Worship when you want

by Chatrarat Kaewmorakot, The Nation, Dec 18, 2005

Bangkok, Thailand -- One city temple’s flexi-hours have proved a big draw to the time-challenged, and authorities hope to see others follow suit. Bangkok’s Wat Suthat Thepwararam is one of the few city temples that is crowded most evenings, thanks to its flexi-hours that cater to residents who are pressed for time. From 7am to 9pm, it has become an increasingly popular place for those who come to pray, hear sermons and meditate after a stressful day at work.

The monastery has opened late into the evening for more than a decade, and has become a model for the Culture Ministry to emulate.

The ministry hopes other temples countrywide will also adopt flexi-hours so that more people, especially teenagers, may be able to embrace Buddhism.

“We think convenient hours are a factor as working people find it tough to visit temples in the daytime,” said Phra Ratchavichit Patipan, an assistant to Wat Suthat’s abbot. Traffic jams often deter commuting during working hours.

Monks traditionally perform evening prayers around 4pm, but Wat Suthat has adjusted prayer times to suit more people.

“As for teens, we should not blame them for not going to temples. I believe if more temples adapt to changing times, more teens should come,” he said.

About 60 monks at the temple took part in the late-evening activities when they started in 1994.

Initially, there were few visitors but the temple did not give up.

“Today, we have up to 400 people joining our late-evening programme on a weekday. The number of visitors at weekends is higher.

“We’ve also introduced a midday programme for people who find it more convenient to come during lunch breaks,” Phra Ratchavichit added. Founded in 1807 by King Rama I, Wat Suthat houses the giant Buddha statue “Phra Sri Sakyamuni” from Sukhothai.

With its historical importance and magnificent architecture, the temple has been nominated as a Unesco World Heritage Site.

Prior to 1994, the temple was very conservative. Visitors could pay respect to the image but were not allowed to pray with monks, said Phra Ratchavichit.

Situated near the Bangkok Metropolitan Administration headquarters, the temple receives most of its visitors around 6.30pm.

At 7pm, monks start taking turns to lead prayers before conducting a sermon, based on the Tripitaka.

“We focus only on Phra Sutra, one of the Tripitaka’s three parts. We’ve not completed this part yet, even though we’ve been doing it for the past 11 years. The contents are really lengthy,” Phra Ratchavichit said.

After the sermon, visitors meditate for 15 minutes. When it ends, they help shut the windows and doors. Most leave by 9pm.

Suvimol Wongluck, 25, goes to Wat Suthat almost every evening even though her home is not close by.

“Wat Suthat is flexible as most temples shut by late afternoon. It’s convenient for me. Moreover, I like the beautiful architecture of this temple,” she said.

Somkiet Katesrinarong, 36, who works at a bookstore in nearby Pahurat, said Wat Suthat was his only option as he finishes work at 7pm.

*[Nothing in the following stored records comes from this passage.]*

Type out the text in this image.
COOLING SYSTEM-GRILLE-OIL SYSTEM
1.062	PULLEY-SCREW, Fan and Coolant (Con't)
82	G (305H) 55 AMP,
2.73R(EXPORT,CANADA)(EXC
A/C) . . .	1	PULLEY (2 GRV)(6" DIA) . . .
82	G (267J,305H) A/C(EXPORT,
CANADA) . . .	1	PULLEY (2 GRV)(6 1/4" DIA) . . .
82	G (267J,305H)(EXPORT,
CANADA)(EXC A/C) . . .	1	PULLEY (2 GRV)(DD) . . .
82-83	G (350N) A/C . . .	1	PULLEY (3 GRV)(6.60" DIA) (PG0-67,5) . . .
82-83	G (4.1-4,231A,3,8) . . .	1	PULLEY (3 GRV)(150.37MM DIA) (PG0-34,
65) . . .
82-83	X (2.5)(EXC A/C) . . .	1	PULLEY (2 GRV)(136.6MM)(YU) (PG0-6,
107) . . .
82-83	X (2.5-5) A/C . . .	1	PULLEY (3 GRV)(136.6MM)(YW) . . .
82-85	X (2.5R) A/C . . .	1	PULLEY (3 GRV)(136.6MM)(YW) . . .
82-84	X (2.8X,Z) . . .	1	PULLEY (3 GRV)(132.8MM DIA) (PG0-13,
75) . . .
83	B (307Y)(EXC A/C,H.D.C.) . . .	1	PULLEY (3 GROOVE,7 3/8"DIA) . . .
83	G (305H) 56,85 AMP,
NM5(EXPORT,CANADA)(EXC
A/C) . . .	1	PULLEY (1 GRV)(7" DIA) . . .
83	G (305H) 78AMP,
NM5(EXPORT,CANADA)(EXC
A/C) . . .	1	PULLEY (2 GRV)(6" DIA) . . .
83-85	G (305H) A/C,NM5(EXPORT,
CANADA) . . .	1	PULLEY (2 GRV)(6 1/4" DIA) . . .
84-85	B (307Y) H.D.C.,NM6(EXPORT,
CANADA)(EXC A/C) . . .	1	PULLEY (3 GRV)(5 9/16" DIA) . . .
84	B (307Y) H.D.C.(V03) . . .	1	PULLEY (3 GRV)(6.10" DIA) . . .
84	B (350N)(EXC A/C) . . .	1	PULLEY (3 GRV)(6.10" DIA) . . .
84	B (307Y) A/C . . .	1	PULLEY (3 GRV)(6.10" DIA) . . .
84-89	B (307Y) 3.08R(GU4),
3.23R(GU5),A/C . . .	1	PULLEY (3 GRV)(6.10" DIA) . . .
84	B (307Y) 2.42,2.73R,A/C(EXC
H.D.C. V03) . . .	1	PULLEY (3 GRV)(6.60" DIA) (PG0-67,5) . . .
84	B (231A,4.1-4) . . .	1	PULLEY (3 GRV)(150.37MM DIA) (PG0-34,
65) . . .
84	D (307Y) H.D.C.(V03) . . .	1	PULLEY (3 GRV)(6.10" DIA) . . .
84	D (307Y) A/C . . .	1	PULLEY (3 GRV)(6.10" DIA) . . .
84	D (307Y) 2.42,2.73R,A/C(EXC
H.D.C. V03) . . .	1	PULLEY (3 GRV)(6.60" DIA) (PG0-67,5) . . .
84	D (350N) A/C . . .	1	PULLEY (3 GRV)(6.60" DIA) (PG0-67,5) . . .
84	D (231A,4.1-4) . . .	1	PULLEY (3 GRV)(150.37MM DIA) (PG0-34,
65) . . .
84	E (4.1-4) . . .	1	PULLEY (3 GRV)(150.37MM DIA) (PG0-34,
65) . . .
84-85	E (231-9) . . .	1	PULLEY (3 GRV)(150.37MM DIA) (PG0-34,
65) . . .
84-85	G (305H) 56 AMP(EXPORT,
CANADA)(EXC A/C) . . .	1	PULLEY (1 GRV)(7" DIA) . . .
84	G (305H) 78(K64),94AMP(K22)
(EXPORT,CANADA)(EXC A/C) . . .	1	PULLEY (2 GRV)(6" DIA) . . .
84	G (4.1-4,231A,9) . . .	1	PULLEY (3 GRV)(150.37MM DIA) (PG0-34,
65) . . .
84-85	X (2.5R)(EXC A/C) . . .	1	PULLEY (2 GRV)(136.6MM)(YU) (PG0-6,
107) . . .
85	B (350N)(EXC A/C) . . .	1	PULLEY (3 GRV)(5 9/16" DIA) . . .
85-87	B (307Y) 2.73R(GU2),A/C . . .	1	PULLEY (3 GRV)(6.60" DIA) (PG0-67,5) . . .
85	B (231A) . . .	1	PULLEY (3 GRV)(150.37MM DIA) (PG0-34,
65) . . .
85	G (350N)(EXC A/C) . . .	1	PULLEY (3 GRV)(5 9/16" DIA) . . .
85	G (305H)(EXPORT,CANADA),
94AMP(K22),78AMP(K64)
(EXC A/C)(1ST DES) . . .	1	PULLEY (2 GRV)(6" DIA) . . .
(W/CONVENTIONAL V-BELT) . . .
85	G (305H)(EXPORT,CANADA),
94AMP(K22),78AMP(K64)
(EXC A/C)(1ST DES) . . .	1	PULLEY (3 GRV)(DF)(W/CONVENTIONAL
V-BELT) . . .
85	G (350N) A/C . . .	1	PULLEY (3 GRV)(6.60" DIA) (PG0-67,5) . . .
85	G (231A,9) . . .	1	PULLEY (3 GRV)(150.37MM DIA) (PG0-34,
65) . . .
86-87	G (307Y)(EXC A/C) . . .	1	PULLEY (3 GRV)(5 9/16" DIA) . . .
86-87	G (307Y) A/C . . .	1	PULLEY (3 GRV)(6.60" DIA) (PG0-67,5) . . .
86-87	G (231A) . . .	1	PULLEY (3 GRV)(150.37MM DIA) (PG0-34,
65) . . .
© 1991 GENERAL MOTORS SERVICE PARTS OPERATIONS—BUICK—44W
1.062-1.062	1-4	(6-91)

“I like prayers. It helps you cope with life better. When you’re in trouble, prayers help you manage problems at hand more efficiently,” he said.

Meanwhile, Noppadon Sinpisuth, a university student, said he visited temples only once or twice a year because he is not totally comfortable in such places.

“Basically, I feel awkward. It would be great if temples were modernised to appeal to a younger crowd. Otherwise, I suppose many of them will still stay away,” he said.

Another vocational school student, Burinthorn Sae Lor, said: “Teenagers prefer ease and convenience. Dharma should be made easier for youths. Buddhist leaders should also carry out a public relations campaign to attract young people. We may also use business-like methods to draw teens.

“In addition, some teens have a somewhat negative perception of monks because of scandalous stories about some monks.”

A recent survey showed 45 per cent of local teens had never prayed at a temple, listened to sermons or meditated there.

To address this trend, the Culture Ministry is planning to introduce a religious zone inside department stores where teens can join in a prayer with monks.

Preecha Kantiya of the Religious Affair Department said the government was also considering trying to attract teens to temples by organising tutorials, music and computer training sessions there.

“First of all, we want to get them inside the temples so that our monks can encourage them to embrace Buddhism. We may also hold a Sunday Buddhist school in every province,” he said.

Dr Amornwit Nakhontap of Chulalongkorn University’s Faculty of Education said: “Teens do need counselling, but Buddhist temples have been unable to adapt to meet their needs. For instance, teens may prefer easier ways to understand Buddha’s teachings for self-realisation and self-control.”

“More importantly, monks also have to be more innovative in dealing with youths. Young monks should add painting or music classes into their sermons. They have to befriend youths before they can teach them,” he added.